Les États ont demandé une participation accrue des Nations Unies à la reconstruction de l'Irak. Vladimir V. Poutine, président de la Fédération de Russie, a déclaré : « Seule une participation directe des Nations Unies à la reconstruction de l'Irak permettra aux Irakiens de décider seuls de leur avenir. Seule une aide active et pratique de l'ONU à sa transformation économique et civile permettra à l'Irak de prendre une place nouvelle et légitime dans la communauté mondiale. « Comme bon nombre de leaders, le cheikh Hamad bin Jassim bin Jabr Al-Thani, ministre des Affaires étrangères du Qatar, a appelé à la tenue d'élections en Irak. Il a estimé que les forces de la coalition, avec l'aide des organisations internationales, « devraient permettre au peuple irakien, y compris à toutes les factions et à tous les courants politiques, d'exercer leur droit de choisir leurs nouveaux dirigeants par des élections libres et démocratiques exprimant ses aspirations, ses espoirs et ses souhaits».

Les délégués ont demandé que les pays parviennent à une solution durable au conflit au Moyen-Orient, et beaucoup ont exprimé leur soutien à la « feuille de route », un plan de paix conçu par le « Quartet », les États-Unis, la Fédération de Russie, l'Union européenne et les Nations Unies. Pour le Président albanais, Alfred Moisiu, la feuille de route était un pas vers le règlement du conflit entre Israël et la Palestine. Cependant, « la violence et les actes de terrorisme devraient être éliminés définitivement tout en encourageant le dialogue et un esprit d'entente jusqu'à ce qu'une solution finale soit conclue », a-t-il indiqué.

Les orateurs ont condamné le terrorisme et déploré la perte des membres du personnel de l'ONU, dont celle du fonctionnaire international, Sergio Mierra de Mello, dans une attaque terroriste contre les locaux de l'ONU à Bagdad, le 19 août 2003. Le Premier ministre portugais, Jose Manuel Durao Barroso, a déclaré que les Nations Unies jouaient un rôle central dans la définition d'une stratégie mondiale visant à combattre le terrorisme, parce que la paix et la sécurité internationales dépendaient du résultat de ce combat. « C'est un combat que nous devons entreprendre sans perdre nos principes, c'est-à-dire les valeurs sur lesquelles l'Organisation est fondée », a-t-il ajouté. En plus du renforcement de la sécurité, les pays doivent poursuivre leurs efforts pour assurer une meilleure démocratie, renforcer la protection de l'environnement et réduire la pauvreté. Le combat contre le terrorisme doit être mené dans le respect du droit international et passe par une « convention mondiale sur le terrorisme international».
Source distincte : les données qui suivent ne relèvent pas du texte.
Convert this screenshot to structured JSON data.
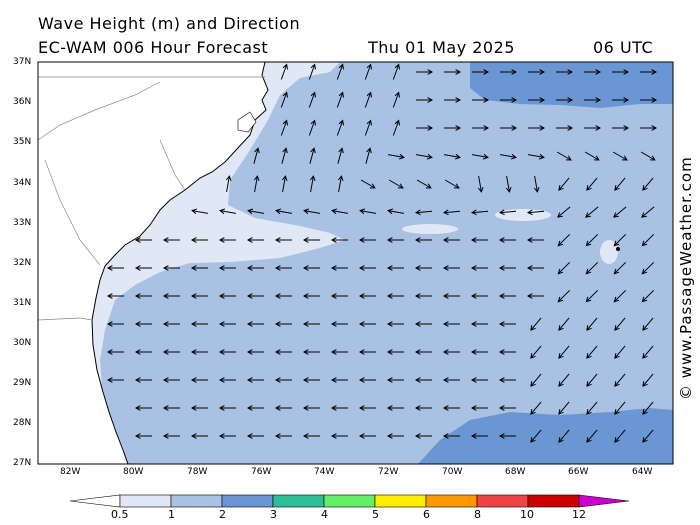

De nombreux leaders ont exprimé leur soutien au Groupe de haut niveau chargé d'étudier les menaces, les défis et les changements. Le Ministre polonais des Affaires étrangères, Wlodzimierz Cimoszewicz, a indiqué que le « meilleur moyen de créer les conditions adéquates pour instaurer un débat démocratique sur l'avenir de l'ONU » est de faire appel au Groupe, qui devrait être indépendant et composé de personnalités éminentes jouissant d'une bonne réputation sur la scène internationale.